A password is the most common user verification method therefore it is a valuable asset for an actor. A password attack is the act of acquiring, with any mean, the credentials of a user in order to steal information or money, or even impersonate them for personal gain. Two common methods that an attack might approach this attack (except social engineering or physical reconnaissance) are:
Bruteforce: A brute force attack is when the attacker uses guessed passwords and sequences until they find the correct one. There are software that can do this automatically.
Dictionary attack: A dictionary is when the attacker uses a database of common passphrases and words to find the correct one.

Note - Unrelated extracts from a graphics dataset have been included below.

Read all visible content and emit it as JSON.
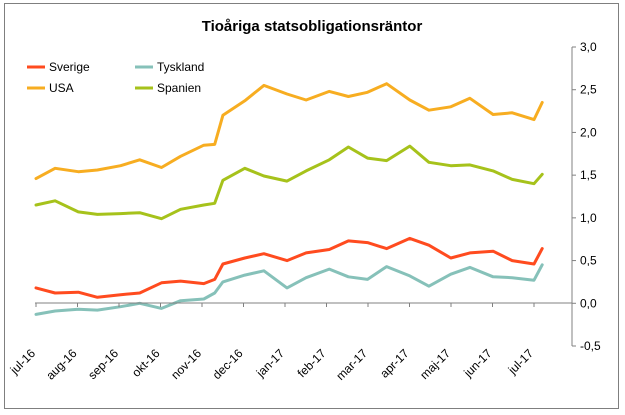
{
  "chart_data": {
    "type": "line",
    "title": "Tioåriga statsobligationsräntor",
    "x_tick_labels": [
      "jul-16",
      "aug-16",
      "sep-16",
      "okt-16",
      "nov-16",
      "dec-16",
      "jan-17",
      "feb-17",
      "mar-17",
      "apr-17",
      "maj-17",
      "jun-17",
      "jul-17"
    ],
    "y_tick_labels": [
      "3,0",
      "2,5",
      "2,0",
      "1,5",
      "1,0",
      "0,5",
      "0,0",
      "-0,5"
    ],
    "ylim": [
      -0.5,
      3.0
    ],
    "y_axis_side": "right",
    "legend_position": "top-left",
    "grid": false,
    "x": [
      "2016-07-01",
      "2016-07-15",
      "2016-08-01",
      "2016-08-15",
      "2016-09-01",
      "2016-09-15",
      "2016-10-01",
      "2016-10-15",
      "2016-11-01",
      "2016-11-09",
      "2016-11-15",
      "2016-12-01",
      "2016-12-15",
      "2017-01-01",
      "2017-01-15",
      "2017-02-01",
      "2017-02-15",
      "2017-03-01",
      "2017-03-15",
      "2017-04-01",
      "2017-04-15",
      "2017-05-01",
      "2017-05-15",
      "2017-06-01",
      "2017-06-15",
      "2017-07-01",
      "2017-07-07"
    ],
    "series": [
      {
        "name": "Sverige",
        "color": "#ff4b1f",
        "values": [
          0.18,
          0.12,
          0.13,
          0.07,
          0.1,
          0.12,
          0.24,
          0.26,
          0.23,
          0.28,
          0.46,
          0.53,
          0.58,
          0.5,
          0.59,
          0.63,
          0.73,
          0.71,
          0.64,
          0.76,
          0.68,
          0.53,
          0.59,
          0.61,
          0.5,
          0.46,
          0.64
        ]
      },
      {
        "name": "USA",
        "color": "#f7ad21",
        "values": [
          1.46,
          1.58,
          1.54,
          1.56,
          1.61,
          1.68,
          1.59,
          1.72,
          1.85,
          1.86,
          2.2,
          2.37,
          2.55,
          2.45,
          2.38,
          2.48,
          2.42,
          2.47,
          2.57,
          2.38,
          2.26,
          2.3,
          2.4,
          2.21,
          2.23,
          2.15,
          2.35
        ]
      },
      {
        "name": "Tyskland",
        "color": "#86c1b9",
        "values": [
          -0.13,
          -0.09,
          -0.07,
          -0.08,
          -0.04,
          0.0,
          -0.06,
          0.03,
          0.05,
          0.12,
          0.25,
          0.33,
          0.38,
          0.18,
          0.3,
          0.4,
          0.31,
          0.28,
          0.43,
          0.32,
          0.2,
          0.34,
          0.42,
          0.31,
          0.3,
          0.27,
          0.45
        ]
      },
      {
        "name": "Spanien",
        "color": "#a6c21b",
        "values": [
          1.15,
          1.2,
          1.07,
          1.04,
          1.05,
          1.06,
          0.99,
          1.1,
          1.15,
          1.17,
          1.44,
          1.58,
          1.49,
          1.43,
          1.55,
          1.68,
          1.83,
          1.7,
          1.67,
          1.84,
          1.65,
          1.61,
          1.62,
          1.55,
          1.45,
          1.4,
          1.51
        ]
      }
    ]
  }
}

If you considered the above methods you can see a pattern on how the attack works. Since both attacks somewhat try to guess common words and passphrases, or words that might relate with the victim, a best practice emerges. When creating a password it is essential to:
- Use all three characters, symbols and numbers
- Use them with no apparent order or meaning (high entropy)
- Do not use common words, especially words and names that are related to you
A malware attack is achieved with the use of a malicious file that can be either be emailed to the user with the use of social engineering and phishing, or be downloaded by a malicious website.
Always be aware of the following things when handling external inbound files:
- The legitimacy of the sender. Do not open email attachments from unknown sources.
- Even if the sender is known it is always good to double check with the person before opening it (since attackers can impersonate people known to the victim)
- When downloading files through the internet, try to scan them using the online tool VirusTotal.
Key-logger Malware: A very common attack that affects the general public is the use of a malicious file that contains a key-logger function and it is used to steal the victim's personal information or account credentials. The concept behind a key-logger is simple, when the victim runs the malicious file on their machine they will trigger the function to be activated and then in turn, it will record every single keystroke that happens on that machine. An experienced hacker can then use that large list of characters to identify and extract any information and credentials used by user.